Fat chickens. But some things are not so predictable. For example I recently discovered that today's chickens owe their chubbiness not to Frank Perdue but to the Catholic Church. That's right, until about 1,000 years ago, chickens were not widely domesticated in Europe. Most folks in medieval Europe preferred wild and hardy birds such as pheasants and geese. But back in the 10th century, as a result of monastic reforms, the changing rules for fasting required abstaining from the meat of four-legged animals: cattle, sheep, goats, etc. To us this might not seem a very big deal. After all, today's Catholics are required to fast only two times each year: Ash Wednesday and Good Friday. But in medieval times fasting was mandated about 130 times each year. This reform, therefore, made the two-legged chicken a far more attractive alternative and people began to domesticate (and fatten) these tasty critters. Read more here.

Palmyra photos from 1864. Also in yesterday's post I described the destruction by ISIS of so many ancient sites in the Middle East, especially in Syria. One of the cities I mentioned is Palmyra, an important ancient trading center with a history that stretches back 4,000 years. Palmyra's ruins were among the most visited in Syria and one of the highlights had been the ancient temple of the god Ba'al, a pagan god mentioned frequently in the Old Testament.

In 1864 Louis Vignes, a young lieutenant in the French navy, took 29 photographs of Palmyra, surely the first photographs ever taken of the city. Last year the Getty Research Institute acquired the photos and made them available. Since virtually everything in Palmyra was destroyed by the barbarians of the Islamic State, these photographs provide us with a glimpse of what the site looked like 150 years ago. Here's a link to an article which includes many of the photos: Ruins of Palmyra. You can also examine these photos and others taken by Vignes by visiting the Getty website. I've included one of these photos below:
Temple of Ba'al in Palmyra (1864)
Ten Commandments auctioned off. Yes, indeed, I guess everything does have its price. Just a few weeks ago, at an auction in Beverly Hills (where else?), a 1,500-year-old stone tablet, weighing in at over 100 pounds, was sold for $850,000. Although dating from early medieval times, it is the oldest known stone inscription of the Ten Commandments.

Interestingly, after its discovery in Israel in 1913, the tablet was used as a paving stone for 30 years. This wore down some of the chiseled inscriptions, blurring many words. It eventually made its way to the U.S. and was owned by the New York's Living Torah Museum, which put it up for auction. The terms of the auction require the unknown buyer to display the tablet in a museum open to the public. Presumably that will happen, so we can all check it out up close and personal.
Ten Commandments Tablet (c. 500 A.D.)
I recall watching one TV reporter who, when describing the sale, asked the remarkable, presumably rhetorical, question: "Could this be the actual Ten Commandments from Moses?" The fact that Moses predates the tablet by at least another 1,500 years was apparently lost on him. Or perhaps he was just trying to justify the high price. Read more here.

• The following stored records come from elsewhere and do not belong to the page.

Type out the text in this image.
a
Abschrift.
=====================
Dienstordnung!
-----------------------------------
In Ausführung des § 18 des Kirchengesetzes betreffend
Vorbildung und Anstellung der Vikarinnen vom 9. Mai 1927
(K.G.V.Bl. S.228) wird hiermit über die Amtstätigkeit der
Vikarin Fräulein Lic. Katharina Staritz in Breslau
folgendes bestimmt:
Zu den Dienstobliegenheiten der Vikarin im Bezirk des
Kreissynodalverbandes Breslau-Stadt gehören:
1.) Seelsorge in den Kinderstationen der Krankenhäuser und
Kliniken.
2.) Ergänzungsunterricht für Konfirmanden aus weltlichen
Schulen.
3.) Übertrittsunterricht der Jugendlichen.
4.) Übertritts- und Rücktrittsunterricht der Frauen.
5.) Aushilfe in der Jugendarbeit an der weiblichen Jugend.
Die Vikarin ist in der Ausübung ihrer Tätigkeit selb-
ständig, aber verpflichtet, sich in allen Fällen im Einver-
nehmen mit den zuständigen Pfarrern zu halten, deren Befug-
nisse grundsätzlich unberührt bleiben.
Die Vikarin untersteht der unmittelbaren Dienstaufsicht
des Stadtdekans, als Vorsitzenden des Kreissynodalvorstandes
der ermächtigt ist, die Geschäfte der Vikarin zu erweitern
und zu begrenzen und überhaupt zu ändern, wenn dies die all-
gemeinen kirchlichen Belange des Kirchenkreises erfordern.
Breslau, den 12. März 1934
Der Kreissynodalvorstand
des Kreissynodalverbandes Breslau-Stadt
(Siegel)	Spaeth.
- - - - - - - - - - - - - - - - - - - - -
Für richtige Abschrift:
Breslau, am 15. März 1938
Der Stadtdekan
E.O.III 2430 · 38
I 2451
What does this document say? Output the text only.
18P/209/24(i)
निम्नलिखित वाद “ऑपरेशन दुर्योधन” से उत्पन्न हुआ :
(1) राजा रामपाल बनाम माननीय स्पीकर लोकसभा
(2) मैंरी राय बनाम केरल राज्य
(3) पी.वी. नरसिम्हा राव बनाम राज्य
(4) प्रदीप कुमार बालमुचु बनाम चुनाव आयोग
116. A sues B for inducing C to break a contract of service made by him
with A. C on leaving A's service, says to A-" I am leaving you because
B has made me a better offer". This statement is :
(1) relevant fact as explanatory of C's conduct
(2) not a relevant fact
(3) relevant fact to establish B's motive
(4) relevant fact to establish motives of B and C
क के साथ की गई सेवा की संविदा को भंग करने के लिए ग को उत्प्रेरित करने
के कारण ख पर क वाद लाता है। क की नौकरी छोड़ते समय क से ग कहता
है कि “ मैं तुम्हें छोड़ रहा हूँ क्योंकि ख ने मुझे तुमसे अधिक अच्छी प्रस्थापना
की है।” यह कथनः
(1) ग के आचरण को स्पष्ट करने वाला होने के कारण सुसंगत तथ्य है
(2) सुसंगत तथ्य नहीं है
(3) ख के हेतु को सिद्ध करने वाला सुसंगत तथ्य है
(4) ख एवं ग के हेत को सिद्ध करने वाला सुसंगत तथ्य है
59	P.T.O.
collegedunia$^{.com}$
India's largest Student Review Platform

Concealed Carry Permit Holders Most Law-Abiding. Here's one that will cause some of my friends' heads to explode. All those people -- and there are now millions of them across the USA -- who have concealed-carry permits turn out to be the most law-abiding of Americans. A recent study by the Crime Prevention Research Center examined two key states, Florida and Texas, comparing crime rates of gun owners, police officers, and other groups, as well as the general population. In its results the study declared that “It is impossible to think of any other group in the U.S. that is anywhere near as law-abiding" as concealed-carry permit holders.

Just to give you an idea of the rates involved, among the general population the overall crime rate was 3,813 per 100,000 people. For police officers the crime rate was 103 crimes per 100,000 officers and the firearms violation rate was 16.5 per 100,000 officers. But among permit holders in Florida and Texas, the firearms violation rate was only 2.4 per 100,000.

Just an FYI, I own several firearms but do not have a concealed carry permit...although that could change.